Film preview: 'At Eternity's Gate' 

There's no shortage of biopics about artistic geniuses. In fact, the famed artist at the center of "At Eternity"s Gate," Vincent van Gogh, served as the subject of another filmic tribute (the striking animated feature 'Loving Vincent") just last year. But director Julian Schnabel ("The Diving Bell and the Butterfly") creates something special with his impressionistic, meditative portrait of the mercurial painter.

As a man, van Gogh (played here by the great Willem Dafoe) has always remained something of a mystery, and Schnabel keeps that mystery intact, never seeking to explain the painter's genius, simply wishing to imagine that talent at work.

Schnabel focuses on the painter's fraught later years, during a prolific period spent in the small town of Arles, France. We gradually get a sense of him through episodic snapshots of his tender relationship with his beloved brother Theo (Rupert Friend), who offers as much financial and emotional support as he can. We also see his friendship with contemporary Paul Gauguin (Oscar Isaac), as the two engage in a philosophical dialogues about their diverging techniques and the nature of art.

Van Gogh's unconventional and innovative use of color and form allowed him to create landscapes and portraits like no one else. In the process he confounded both the public and the artistic establishment at the time. In one of the film's best scenes, he talks with a priest (Mads Mikkelsen) sent to gauge the artist's sanity during his time in an asylum, telling him that "maybe God made me a painter for people who weren't born yet."

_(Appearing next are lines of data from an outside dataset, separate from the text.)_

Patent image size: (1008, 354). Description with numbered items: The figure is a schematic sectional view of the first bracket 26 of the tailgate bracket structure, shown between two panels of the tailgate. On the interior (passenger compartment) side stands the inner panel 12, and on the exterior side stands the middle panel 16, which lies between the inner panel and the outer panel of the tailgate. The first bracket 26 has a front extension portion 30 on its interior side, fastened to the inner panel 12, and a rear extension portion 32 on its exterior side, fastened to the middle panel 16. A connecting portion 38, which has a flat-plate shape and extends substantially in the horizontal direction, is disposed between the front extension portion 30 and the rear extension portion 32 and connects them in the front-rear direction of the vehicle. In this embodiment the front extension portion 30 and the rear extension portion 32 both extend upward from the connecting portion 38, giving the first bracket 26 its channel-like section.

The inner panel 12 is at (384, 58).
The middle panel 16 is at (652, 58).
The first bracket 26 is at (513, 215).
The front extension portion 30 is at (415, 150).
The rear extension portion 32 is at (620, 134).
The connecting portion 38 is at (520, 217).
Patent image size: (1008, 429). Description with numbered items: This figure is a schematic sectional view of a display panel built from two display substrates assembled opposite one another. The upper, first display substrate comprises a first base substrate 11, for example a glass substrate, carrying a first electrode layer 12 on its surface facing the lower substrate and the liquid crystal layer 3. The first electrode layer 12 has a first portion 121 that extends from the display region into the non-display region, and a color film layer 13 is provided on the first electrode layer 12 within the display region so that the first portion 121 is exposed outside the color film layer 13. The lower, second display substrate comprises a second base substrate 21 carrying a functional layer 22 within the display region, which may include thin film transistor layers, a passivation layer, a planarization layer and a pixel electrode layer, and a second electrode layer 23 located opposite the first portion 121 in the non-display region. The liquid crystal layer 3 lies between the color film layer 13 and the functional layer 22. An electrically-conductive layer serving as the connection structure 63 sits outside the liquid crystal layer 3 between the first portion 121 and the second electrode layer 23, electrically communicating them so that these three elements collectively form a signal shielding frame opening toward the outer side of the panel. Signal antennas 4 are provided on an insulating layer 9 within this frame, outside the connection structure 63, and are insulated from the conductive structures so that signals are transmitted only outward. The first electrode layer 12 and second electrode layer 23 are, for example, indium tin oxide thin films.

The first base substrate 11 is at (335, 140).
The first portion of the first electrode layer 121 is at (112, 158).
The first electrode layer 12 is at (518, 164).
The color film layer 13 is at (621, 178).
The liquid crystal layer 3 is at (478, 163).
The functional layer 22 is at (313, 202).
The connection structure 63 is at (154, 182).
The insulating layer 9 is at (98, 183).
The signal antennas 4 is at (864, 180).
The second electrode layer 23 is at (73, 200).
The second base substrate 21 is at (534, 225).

Dafoe's stellar performance is good enough to let us overlook the fact that the actor is nearly three decades older than van Gogh was at the end of his life in 1890, when he died of a gunshot wound at age 37. He plays the artist as a man whose need to create is as necessary as the air he breathes. He's also desperately lonely, but as much as he desires to draw the world close, he can't help pushing it away with his sometimes volatile behavior.

Cinematographer Benoit Delhomme's constantly moving handheld camerawork alternates extreme close-ups with richly textured landscapes. As the film goes on, Schnabel and Delhomme bring in other methods to represent the painter's deteriorating mental state. There's overlapping and repeated voiceovers; sometimes the bottom half of the frame is blurred, as though we're watching the film through bifocals with the wrong prescription. The technique is meant to disorient, but can sometimes feel like an emotional barrier, keeping us at a remove. Luckily Dafoe's performance acts as counterpoint to those moments, always drawing us further in.

At its best, Schnabel's film immerses us in the artist's occasionally scattered perspective. It succeeds at doing what I wish more biopics were able to accomplish, giving us a glimpse into the process of a true artist at work. We're given the chance to stand beside van Gogh in a golden field in the French countryside, searching for the perfect light, and it's thrilling to observe the artist putting brush to canvas.

A most unusual portrait, "At Eternity's Gate" is an evocative look into the troubled but brilliant mind of a man who saw the world as no one else did, capturing the beauty and wonder in the eternal possibilities of the creative process.